Whitney McIntosh ’17

As Ben’s RA and co-staffer in Crothers last year, I supported Ben prior to, during and after his time in the hospital. When I first went to speak with Steve and Corinne, they listened to my recount with incredible consideration and grace. They made sure I knew that their home was available to both Ben and me if we ever needed support. Out of concern for Ben and his privacy, they then established their own dialogue with Ben from that point forward. I was not surprised when they visited Ben in hospital and when I heard that they had offered for Ben to come to their house for tea if ever he needed to talk.

It was and continues to be my impression that Steve and Corinne judged Ben’s ability to continue to staff based on his work as an ATA, not the fact that he has had issues with his mental health. Throughout the year, I witnessed how Ben never let his mental health problems affect his ATA duties, but rather fulfilled them with great poise and acumen. He brought charisma and warmth to all his endeavors while staffing, particularly when we worked together with the students in our hall.
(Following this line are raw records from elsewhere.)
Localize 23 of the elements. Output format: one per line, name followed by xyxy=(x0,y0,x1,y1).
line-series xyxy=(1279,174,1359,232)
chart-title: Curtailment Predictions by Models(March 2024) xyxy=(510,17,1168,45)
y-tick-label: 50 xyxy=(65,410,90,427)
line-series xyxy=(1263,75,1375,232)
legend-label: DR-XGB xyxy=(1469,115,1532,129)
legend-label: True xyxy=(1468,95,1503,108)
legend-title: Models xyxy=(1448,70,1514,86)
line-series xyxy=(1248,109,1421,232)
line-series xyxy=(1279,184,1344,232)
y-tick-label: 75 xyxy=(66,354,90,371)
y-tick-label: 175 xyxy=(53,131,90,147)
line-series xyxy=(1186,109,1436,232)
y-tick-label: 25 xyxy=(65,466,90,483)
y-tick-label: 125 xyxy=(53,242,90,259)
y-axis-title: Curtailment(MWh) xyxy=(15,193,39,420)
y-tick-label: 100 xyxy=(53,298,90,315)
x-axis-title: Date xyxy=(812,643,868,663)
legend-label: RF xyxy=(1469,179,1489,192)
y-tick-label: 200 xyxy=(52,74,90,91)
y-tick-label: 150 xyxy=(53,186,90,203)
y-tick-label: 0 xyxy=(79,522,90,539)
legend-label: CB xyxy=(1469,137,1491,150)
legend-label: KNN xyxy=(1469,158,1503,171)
In all my experiences of Steve and Corinne, they have continuously demonstrated empathy for the challenges students face, not only in their academic work at Stanford, but in their personal lives. Their first instinct has never been to judge but, rather, to lend a helping hand.
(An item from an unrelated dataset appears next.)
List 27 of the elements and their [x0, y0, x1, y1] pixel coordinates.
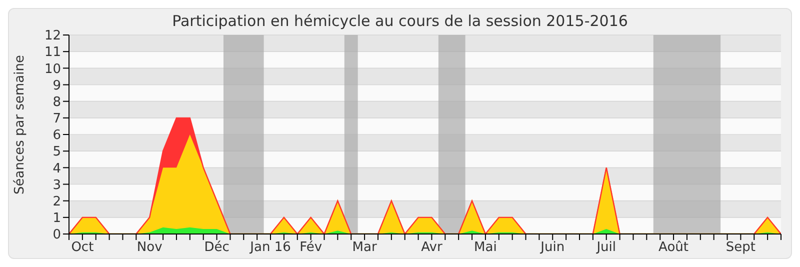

Our experiences in no way invalidate the experiences others may have had with ResEd regarding mental health. We’re not trying to defend practices that, intentionally or not, have victimized and taken advantage of students with mental illness. We have a long way to go in creating a better system for mental health on campus.

But mentors like Steve and Corinne who have an intimate understanding of the unique challenges students face and demonstrate extraordinary kindness and empathy for students are not part of the problem. For us, they were necessary parts of the solution.